Les ICC représentent, en effet, 2,3% du produit intérieur brut (PIB), soit l’équivalent de l’industrie agroalimentaire et deux fois plus que l’industrie automobile.
Avec 150 000 entreprises, les ICC emploient directement 640 000 personnes et 1,3 million indirectement. Elles affichent une croissance annuelle de 7 % en moyenne et contribuent significativement au commerce extérieur. Elles incarnent l’excellence française, renforçant notre influence à l’international.
Or, les ICC vivent une mutation majeure, car l’ère numérique transforme non seulement les pratiques culturelles mais aussi les modalités de création, de production et de diffusion. Le caractère fragmenté de leur écosystème, dominé par de petites structures, pose, en outre, des défis en matière de financement de l’innovation, de définition de stratégies robustes et d’évolution des compétences.

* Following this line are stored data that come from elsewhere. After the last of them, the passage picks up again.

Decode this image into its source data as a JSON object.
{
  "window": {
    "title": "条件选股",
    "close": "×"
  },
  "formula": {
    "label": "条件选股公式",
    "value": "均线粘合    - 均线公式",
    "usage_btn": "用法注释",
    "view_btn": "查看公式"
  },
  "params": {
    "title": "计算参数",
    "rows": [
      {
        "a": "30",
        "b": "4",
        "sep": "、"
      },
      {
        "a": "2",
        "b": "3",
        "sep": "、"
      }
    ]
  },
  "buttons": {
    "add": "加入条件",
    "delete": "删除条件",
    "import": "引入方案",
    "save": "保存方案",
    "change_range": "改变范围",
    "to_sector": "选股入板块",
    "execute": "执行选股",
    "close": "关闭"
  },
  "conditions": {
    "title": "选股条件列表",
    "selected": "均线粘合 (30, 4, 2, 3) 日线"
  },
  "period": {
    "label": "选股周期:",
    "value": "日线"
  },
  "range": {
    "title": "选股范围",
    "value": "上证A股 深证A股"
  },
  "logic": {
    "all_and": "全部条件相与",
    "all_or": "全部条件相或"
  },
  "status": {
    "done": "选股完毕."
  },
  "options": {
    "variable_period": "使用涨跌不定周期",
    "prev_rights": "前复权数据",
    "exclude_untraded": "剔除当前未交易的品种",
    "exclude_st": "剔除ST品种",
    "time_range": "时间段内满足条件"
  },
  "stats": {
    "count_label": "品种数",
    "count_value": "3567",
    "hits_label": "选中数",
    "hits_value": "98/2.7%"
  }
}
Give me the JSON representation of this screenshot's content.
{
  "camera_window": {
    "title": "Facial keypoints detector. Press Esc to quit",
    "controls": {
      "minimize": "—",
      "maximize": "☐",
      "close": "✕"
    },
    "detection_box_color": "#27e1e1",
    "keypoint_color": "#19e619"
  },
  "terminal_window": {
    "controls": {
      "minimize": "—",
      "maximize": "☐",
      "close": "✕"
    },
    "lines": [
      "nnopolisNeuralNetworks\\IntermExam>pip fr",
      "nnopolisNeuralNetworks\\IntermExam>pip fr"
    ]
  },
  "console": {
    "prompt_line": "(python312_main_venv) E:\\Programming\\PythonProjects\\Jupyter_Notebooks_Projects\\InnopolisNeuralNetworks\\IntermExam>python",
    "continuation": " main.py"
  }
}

Publié début 2024, le rapport Cunuco Lab (le co-lab des cultures numériques) établit un diagnostic de la transition hors norme de ce secteur, en zoomant sur le spectacle vivant, l’art numérique, la création hybride et la webcréation.
Lauréat de l’Appel à Manifestation d’Intérêt Compétences et Métiers d’Avenir dans le cadre de France 2030, il a été porté par le TMNlab en partenariat avec le réseau HACNUM et la Guilde des vidéastes.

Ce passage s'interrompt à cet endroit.